Late in the game Blair, who got ejected from three Pac-12 games in two years in college, got called for a 15-yard unnecessary-roughness foul because he separated Denver’s Williams from an arriving pass with a hard shoulder hit. Williams was a defenseless receiver, yes, but it’s hard to see what Blair was to do on the play; let him catch it?
“I guess just move, move lower. I’ve been working on it a lot in practice, though. I mean...”
Blair then shrugged.
“I felt good. I didn’t throw no helmet to helmet,” he said. “I’ve been on working on it since I left Utah. I’ve been working on moving my shoulder.
“I mean, it’s going full speed out there, you know what I’m sayin’?
“So it’s whatever they (the officials) see.”
Carroll had a coaching point for Blair on that play, too.
“It will be interesting to see (from the game film). The league did take a look at the hit and they ruled that it wasn’t the kind that would get him kicked out of the game or whatever,” Carroll said, referring to a game stoppage and replay review to check if Blair should have been ejected.
“We were very close to doing that exactly right. ... That’s a left shoulder hit for him coming in (from right to left), and he chose to hit with his right shoulder (the shoulder further from the receiver), and so it places his helmet in position in question. And the officials thought, ‘Well, when we look at it again...’
“But that was a right-shoulder hit, and that’s pretty darn good football.”
Carroll’s point to Blair is: Hit with the left shoulder, nearer to the receiver as Blair runs to him from right to left. Had he done that, Blair’s head would not have crossed in front of Williams’ body.
“But to make it so that they can’t the penalty on it, you hit with your left shoulder so your helmet is not in front of the receiver,” Carroll said. “We didn’t quite get that done right, but it still was an excellent effort to do what we’re trying and get the head out of our game.
“So, we’ll get better and he’ll learn, and we’ll grow from that.”
Blair got a late start to training camp.
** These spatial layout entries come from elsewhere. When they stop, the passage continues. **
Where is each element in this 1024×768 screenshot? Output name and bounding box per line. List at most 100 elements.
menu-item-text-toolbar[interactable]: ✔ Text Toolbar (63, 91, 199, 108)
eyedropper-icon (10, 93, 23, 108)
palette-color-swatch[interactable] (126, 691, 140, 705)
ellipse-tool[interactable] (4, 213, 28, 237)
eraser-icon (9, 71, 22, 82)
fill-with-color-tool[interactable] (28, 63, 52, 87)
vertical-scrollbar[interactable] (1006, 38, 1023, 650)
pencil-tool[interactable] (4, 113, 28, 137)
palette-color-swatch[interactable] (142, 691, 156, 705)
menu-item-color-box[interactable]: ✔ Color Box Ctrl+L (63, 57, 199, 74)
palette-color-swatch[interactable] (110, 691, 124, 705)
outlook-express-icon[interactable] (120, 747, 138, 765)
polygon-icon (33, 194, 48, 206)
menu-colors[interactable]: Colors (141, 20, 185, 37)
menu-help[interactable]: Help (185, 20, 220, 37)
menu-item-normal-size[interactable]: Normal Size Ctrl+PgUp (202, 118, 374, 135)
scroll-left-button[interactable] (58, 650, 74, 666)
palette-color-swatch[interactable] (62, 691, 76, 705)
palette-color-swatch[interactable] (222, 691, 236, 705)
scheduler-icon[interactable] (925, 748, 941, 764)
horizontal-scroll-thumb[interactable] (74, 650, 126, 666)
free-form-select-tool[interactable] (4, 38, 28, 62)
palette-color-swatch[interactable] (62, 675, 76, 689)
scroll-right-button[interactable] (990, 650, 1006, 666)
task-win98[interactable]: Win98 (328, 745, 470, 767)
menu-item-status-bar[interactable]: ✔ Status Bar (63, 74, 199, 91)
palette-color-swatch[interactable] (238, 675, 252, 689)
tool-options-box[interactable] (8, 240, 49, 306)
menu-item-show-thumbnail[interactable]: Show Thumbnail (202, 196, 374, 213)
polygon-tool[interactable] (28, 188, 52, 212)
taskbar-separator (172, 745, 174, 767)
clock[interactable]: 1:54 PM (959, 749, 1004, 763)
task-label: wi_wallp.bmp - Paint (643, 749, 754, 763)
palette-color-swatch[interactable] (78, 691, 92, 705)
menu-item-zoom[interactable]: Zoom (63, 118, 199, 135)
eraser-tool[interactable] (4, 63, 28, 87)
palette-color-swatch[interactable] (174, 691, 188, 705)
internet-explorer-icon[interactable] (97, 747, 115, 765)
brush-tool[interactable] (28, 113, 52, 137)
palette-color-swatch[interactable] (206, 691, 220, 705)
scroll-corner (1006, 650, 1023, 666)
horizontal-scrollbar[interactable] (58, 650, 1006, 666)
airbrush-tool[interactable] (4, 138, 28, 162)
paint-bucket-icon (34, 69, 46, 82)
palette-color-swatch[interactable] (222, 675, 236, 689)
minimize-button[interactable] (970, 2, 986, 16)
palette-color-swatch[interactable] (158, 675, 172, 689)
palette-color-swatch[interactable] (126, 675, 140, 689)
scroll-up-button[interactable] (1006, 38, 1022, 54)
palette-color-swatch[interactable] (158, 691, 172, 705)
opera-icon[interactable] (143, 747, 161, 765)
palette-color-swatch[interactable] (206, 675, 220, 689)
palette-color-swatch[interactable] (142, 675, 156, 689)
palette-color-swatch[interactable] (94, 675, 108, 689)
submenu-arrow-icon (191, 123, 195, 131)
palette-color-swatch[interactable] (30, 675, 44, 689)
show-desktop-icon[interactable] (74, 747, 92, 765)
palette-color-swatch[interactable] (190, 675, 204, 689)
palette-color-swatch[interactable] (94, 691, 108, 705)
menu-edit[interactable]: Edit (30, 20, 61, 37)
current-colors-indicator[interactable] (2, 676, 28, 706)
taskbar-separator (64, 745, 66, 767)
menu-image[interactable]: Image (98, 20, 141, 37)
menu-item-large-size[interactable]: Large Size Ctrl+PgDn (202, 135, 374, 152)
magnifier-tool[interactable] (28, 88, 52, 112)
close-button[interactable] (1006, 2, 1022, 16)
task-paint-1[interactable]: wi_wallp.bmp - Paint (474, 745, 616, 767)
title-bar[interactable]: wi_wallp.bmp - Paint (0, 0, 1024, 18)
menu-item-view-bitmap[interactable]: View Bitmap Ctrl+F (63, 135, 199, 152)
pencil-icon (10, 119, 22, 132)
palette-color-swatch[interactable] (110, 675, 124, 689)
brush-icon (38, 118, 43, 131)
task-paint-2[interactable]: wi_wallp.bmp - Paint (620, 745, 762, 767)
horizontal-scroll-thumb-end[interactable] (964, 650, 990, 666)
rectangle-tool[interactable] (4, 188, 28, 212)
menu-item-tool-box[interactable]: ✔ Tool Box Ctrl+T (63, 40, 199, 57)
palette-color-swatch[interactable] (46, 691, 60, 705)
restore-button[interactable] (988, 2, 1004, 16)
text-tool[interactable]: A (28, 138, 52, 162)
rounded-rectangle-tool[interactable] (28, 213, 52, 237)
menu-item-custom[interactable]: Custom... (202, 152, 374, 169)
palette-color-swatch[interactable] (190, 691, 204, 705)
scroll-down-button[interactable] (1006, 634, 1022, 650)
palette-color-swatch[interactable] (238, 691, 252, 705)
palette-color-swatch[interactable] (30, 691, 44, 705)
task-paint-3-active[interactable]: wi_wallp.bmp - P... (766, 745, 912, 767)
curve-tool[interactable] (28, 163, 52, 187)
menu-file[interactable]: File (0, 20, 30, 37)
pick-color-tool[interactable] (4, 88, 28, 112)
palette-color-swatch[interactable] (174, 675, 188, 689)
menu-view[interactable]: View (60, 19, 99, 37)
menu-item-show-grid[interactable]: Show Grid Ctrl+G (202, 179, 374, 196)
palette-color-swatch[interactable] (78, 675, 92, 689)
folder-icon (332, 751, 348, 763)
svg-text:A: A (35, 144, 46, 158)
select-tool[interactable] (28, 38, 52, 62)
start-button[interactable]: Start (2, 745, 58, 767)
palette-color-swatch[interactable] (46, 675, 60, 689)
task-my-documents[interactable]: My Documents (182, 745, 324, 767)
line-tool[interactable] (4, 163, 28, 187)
A hamstring injury from June’s minicamp lingered into late July. He began camp on the physically-unable-to-perform list. He didn’t resume fully practicing until early last week. Thursday night was the first extended look Seahawks coaches got of him, of how—and what—Blair is capable is playing in the middle of their defense.
“It’s been good,” Blair said. “I fell like our room, our DB room, there are some good vets. They just want you to learn, to compete with everybody. That’s all.
“I liked it. It was exciting. I like football. I like this team. I like competing. So I was just going out there, competing. Same thing.”
Carroll said this isn’t the last time Blair is going to have an impact in Seattle’s changed defense this year. Yes, as a rookie.
“He’ll learn,” Carroll said.
“They’re going to have to look out for him. He’s a heck of a player.”